Philip lachte rau. »'tschuldige. Ich habe dich nicht hergeholt, um dir Vorträge zu halten. Darf ich dir etwas Blut abzapfen?«
»Bitte. Bedien dich nur.« Deon zog sein Jackett aus, drückte den rechten Bizeps heraus und ballte die rechte Hand zur Faust. Philip stand mit der Spritze bereit. »Es tut nicht weh.«
»Das hat schon manch einer gesagt!« erwiderte Deon, und sie lachten beide.

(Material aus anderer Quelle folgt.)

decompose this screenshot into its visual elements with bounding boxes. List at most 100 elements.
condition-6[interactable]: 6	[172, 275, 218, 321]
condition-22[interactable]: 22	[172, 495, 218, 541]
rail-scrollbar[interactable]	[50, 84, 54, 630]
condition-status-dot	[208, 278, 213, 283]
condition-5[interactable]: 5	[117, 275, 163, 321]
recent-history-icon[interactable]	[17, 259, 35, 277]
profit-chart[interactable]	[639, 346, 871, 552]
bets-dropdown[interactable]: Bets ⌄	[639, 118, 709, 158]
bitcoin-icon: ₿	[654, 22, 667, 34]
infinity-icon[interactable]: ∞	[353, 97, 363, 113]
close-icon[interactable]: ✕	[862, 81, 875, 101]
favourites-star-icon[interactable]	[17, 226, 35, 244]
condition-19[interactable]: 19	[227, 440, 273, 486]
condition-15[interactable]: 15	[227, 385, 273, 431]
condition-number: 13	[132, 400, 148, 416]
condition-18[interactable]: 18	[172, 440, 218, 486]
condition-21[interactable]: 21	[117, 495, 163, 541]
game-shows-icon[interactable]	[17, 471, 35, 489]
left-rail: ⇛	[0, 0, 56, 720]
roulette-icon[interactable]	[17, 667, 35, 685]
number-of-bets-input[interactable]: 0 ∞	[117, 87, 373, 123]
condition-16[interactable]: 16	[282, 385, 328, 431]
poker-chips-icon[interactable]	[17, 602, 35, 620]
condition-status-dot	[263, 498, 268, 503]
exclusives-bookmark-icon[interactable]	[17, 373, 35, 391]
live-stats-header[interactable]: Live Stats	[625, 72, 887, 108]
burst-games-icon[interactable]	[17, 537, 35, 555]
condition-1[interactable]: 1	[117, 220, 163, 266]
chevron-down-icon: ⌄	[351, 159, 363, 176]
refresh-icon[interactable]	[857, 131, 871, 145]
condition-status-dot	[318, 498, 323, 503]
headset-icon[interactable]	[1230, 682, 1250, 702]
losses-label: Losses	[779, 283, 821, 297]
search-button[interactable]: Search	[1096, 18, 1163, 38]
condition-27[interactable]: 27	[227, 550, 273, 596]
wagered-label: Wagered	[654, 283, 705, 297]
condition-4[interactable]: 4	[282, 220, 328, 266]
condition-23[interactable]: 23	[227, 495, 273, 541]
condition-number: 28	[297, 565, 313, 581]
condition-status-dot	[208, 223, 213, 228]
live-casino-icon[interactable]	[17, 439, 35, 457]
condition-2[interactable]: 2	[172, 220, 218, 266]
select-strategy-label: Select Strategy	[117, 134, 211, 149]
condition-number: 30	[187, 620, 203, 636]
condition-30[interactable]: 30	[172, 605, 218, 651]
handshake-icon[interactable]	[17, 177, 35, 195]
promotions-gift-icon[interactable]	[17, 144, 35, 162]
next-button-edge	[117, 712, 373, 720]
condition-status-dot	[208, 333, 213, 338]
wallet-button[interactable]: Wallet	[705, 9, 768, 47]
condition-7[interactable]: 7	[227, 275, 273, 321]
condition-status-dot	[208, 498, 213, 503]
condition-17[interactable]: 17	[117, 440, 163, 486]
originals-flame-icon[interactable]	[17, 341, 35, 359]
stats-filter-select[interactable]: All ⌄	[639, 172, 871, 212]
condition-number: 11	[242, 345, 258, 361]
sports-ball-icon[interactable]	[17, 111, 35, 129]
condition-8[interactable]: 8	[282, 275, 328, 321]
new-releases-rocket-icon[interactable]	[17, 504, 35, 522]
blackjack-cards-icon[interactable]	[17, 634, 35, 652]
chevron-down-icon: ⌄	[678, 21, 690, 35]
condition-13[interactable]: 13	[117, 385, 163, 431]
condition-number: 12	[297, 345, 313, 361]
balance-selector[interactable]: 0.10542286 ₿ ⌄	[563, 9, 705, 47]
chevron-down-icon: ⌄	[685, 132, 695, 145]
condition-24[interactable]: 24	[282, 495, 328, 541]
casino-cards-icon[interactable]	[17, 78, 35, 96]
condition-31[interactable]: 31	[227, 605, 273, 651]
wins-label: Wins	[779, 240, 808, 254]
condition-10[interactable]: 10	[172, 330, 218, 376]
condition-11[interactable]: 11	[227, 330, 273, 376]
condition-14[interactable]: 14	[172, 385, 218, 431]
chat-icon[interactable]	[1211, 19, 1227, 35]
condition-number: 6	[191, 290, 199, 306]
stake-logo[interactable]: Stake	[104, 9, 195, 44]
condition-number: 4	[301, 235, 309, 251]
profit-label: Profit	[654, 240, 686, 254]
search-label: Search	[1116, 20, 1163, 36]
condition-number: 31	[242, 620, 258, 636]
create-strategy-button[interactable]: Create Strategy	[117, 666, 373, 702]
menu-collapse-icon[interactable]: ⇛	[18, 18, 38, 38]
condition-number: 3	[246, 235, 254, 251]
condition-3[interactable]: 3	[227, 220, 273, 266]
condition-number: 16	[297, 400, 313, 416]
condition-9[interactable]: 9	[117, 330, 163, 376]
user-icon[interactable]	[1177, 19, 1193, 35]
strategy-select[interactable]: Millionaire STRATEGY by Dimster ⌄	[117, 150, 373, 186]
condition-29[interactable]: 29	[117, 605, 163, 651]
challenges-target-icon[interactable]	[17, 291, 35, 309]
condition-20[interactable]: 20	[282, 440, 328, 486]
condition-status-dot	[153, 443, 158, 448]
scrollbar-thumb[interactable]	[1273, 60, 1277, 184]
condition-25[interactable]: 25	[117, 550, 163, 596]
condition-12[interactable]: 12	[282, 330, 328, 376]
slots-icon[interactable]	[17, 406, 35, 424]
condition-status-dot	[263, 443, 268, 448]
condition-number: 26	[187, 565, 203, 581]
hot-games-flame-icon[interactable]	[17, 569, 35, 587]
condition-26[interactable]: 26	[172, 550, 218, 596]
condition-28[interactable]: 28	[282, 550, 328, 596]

Deon sah das dunkle Blut in der Spritze hochsteigen. »Was hast du vor, wenn deine Assistenzzeit hier vorbei ist?« fragte Deon. »Du gehst doch sicher nach Übersee?«
Philip zog geschickt die Nadel heraus, betupfte die kleine Stichwunde mit einem Wattebausch und bedeutete Deon, den Arm zu beugen. Seine Miene war angespannt und wachsam. »Hier gibt es keine Zukunft für mich.«
»Da magst du recht haben«, pflichtete Deon bei.
»Keine Zukunft und keine Hoffnung«, fuhr Philip fort.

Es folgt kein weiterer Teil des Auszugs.